Непривычное, хорошо забытое, старое. Чувство, что вот сейчас она переложит весь груз на кого-нибудь – на бабушку, на родителей, на… нет, больше никто не вспоминался.
Взрослея, Татьяна старательно заглушала в себе этот прежде естественный порыв – пожаловаться, разделить с кем-то если не сами неприятности, то хотя бы свои переживания из-за них, попросить если не о реальной помощи, то о сочувствии и понимании. Но с кем? Учеба в Москве давалась нелегко – джунгли, где каждый сам за себя, и те дружелюбнее; откровенничать с подружками невозможно: москвички и не посмотрят, а такие же, как она, живут по принципу «помоги себе сам».
Мужчины? В юности не было необходимости взваливать на них свои заботы – что за заботы у юности?.. Потом, во взрослой жизни, Татьяне так нравилось играть в самостоятельность, в способность справиться с любой трудностью, что как-то так получилось, что все – и муж, и дочь, и друзья, и родные – шли за советом к ней и взваливали свои заботы на ее плечи.

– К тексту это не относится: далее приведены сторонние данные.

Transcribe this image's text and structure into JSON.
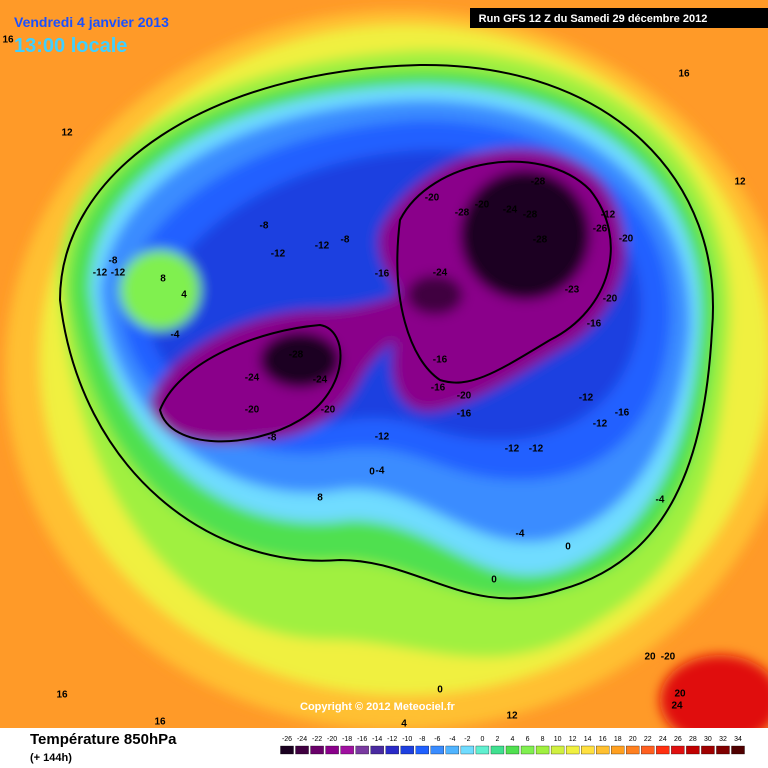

Как на Конька-Горбунка. Он, наверно, потому и Горбунок, что от чужих забот и проблем горб вырос. И он его тащит и не жалуется. Еще и летает, и очередные проблемы решает.
– Борь, – начала она, уже зная, что все равно не скажет всего. Ладно, хоть что-то, хоть часть, не все же одной тащить!

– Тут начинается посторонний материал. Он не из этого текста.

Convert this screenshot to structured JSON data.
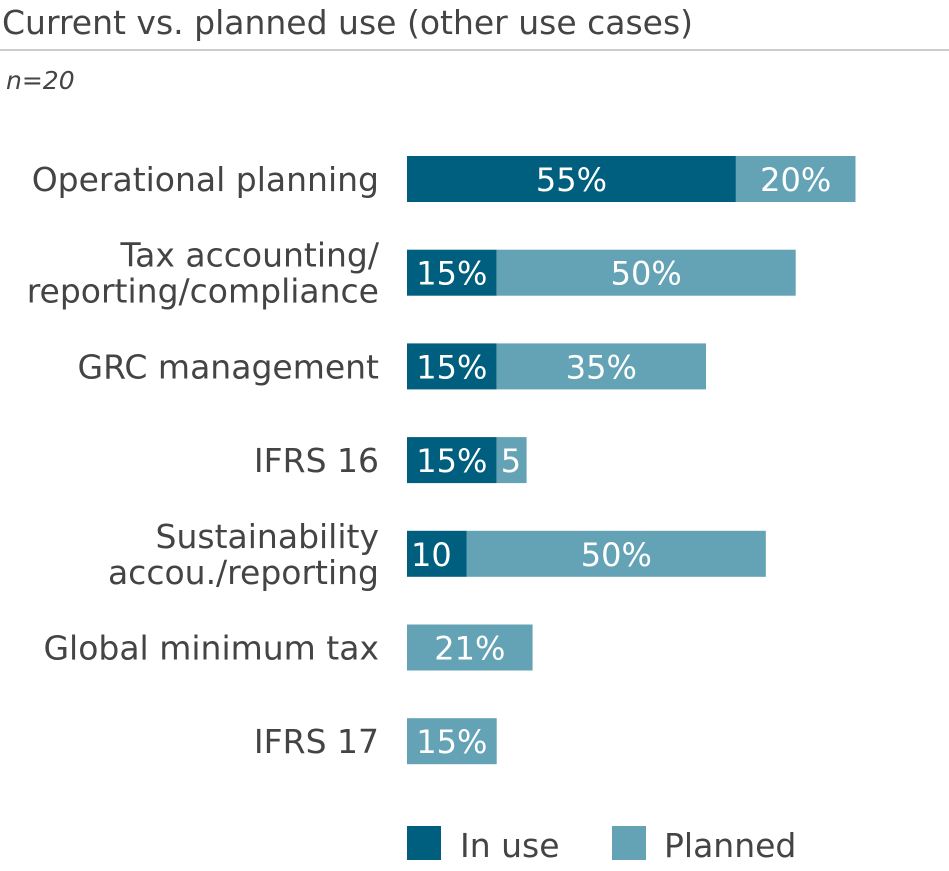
{
  "colors": {
    "in_use": "#005F7E",
    "planned": "#64A3B5",
    "text": "#444444",
    "rule": "#CCCCCC"
  },
  "chart_data": {
    "type": "bar",
    "orientation": "horizontal",
    "stacked": true,
    "title": "Current vs. planned use (other use cases)",
    "subtitle": "n=20",
    "xlabel": "",
    "ylabel": "",
    "unit": "%",
    "categories": [
      [
        "Operational planning"
      ],
      [
        "Tax accounting/",
        "reporting/compliance"
      ],
      [
        "GRC management"
      ],
      [
        "IFRS 16"
      ],
      [
        "Sustainability",
        "accou./reporting"
      ],
      [
        "Global minimum tax"
      ],
      [
        "IFRS 17"
      ]
    ],
    "series": [
      {
        "name": "In use",
        "values": [
          55,
          15,
          15,
          15,
          10,
          0,
          0
        ],
        "labels": [
          "55%",
          "15%",
          "15%",
          "15%",
          "10",
          "",
          ""
        ]
      },
      {
        "name": "Planned",
        "values": [
          20,
          50,
          35,
          5,
          50,
          21,
          15
        ],
        "labels": [
          "20%",
          "50%",
          "35%",
          "5",
          "50%",
          "21%",
          "15%"
        ]
      }
    ],
    "grid": false,
    "legend": "bottom"
  }
}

Как он сказал – окаменела? Вот именно.
Не Конек-Горбунок, а каменная баба, огромная, уродская, доисторическая каменная баба. Когда-то давно, в какой-то другой, уже закончившейся, прожитой жизни, Борис возил ее в Коломенское – тогда запущенное, не приглаженное для туристов, с одним действующим как бы за спиной всеобщего атеизма храмом, разрушающимися старинными постройками, огромными дубами, посаженными по преданию чуть ли не самим Петром Первым. Около дубов стояли и эти запомнившиеся каменные бабы – черт-те какого века черт-те какой эры. Борис все знал, все рассказывал, но она интересовалась только им самим, и дивной весной в этом странном, каком-то немосковском оазисе тишины, и старушками, шедшими с бидончиками к роднику за какой-то особенной водой и мелко крестившимися на уцелевшую церковь, и неожиданными здесь, в двух шагах от метро, деревянными домишками… а запомнились вот каменные бабы. Наверно, потому, что она почувствовала в них соперниц: эти бесформенные уродины вызвали непонятное восхищение Бориса, отнимая его у нее, и она при всем желании нравиться ему не могла разделить его чувств. Ну и что, что черт-те какой век? Не Венера Милосская, смотреть не на что! Ну и что, что пережили столько всего, сохранились… почему цены нет? Она молча кивала, изображая желанную интеллектуалку и желая на самом деле только одного – чтобы его лекция закончилась, чтобы можно было уже побежать к оврагу с родником, чтобы посидеть где-нибудь с ним среди тенистых, пахучих зарослей… с ним одним, принадлежащим только ей, а не каким-то каменным бабам.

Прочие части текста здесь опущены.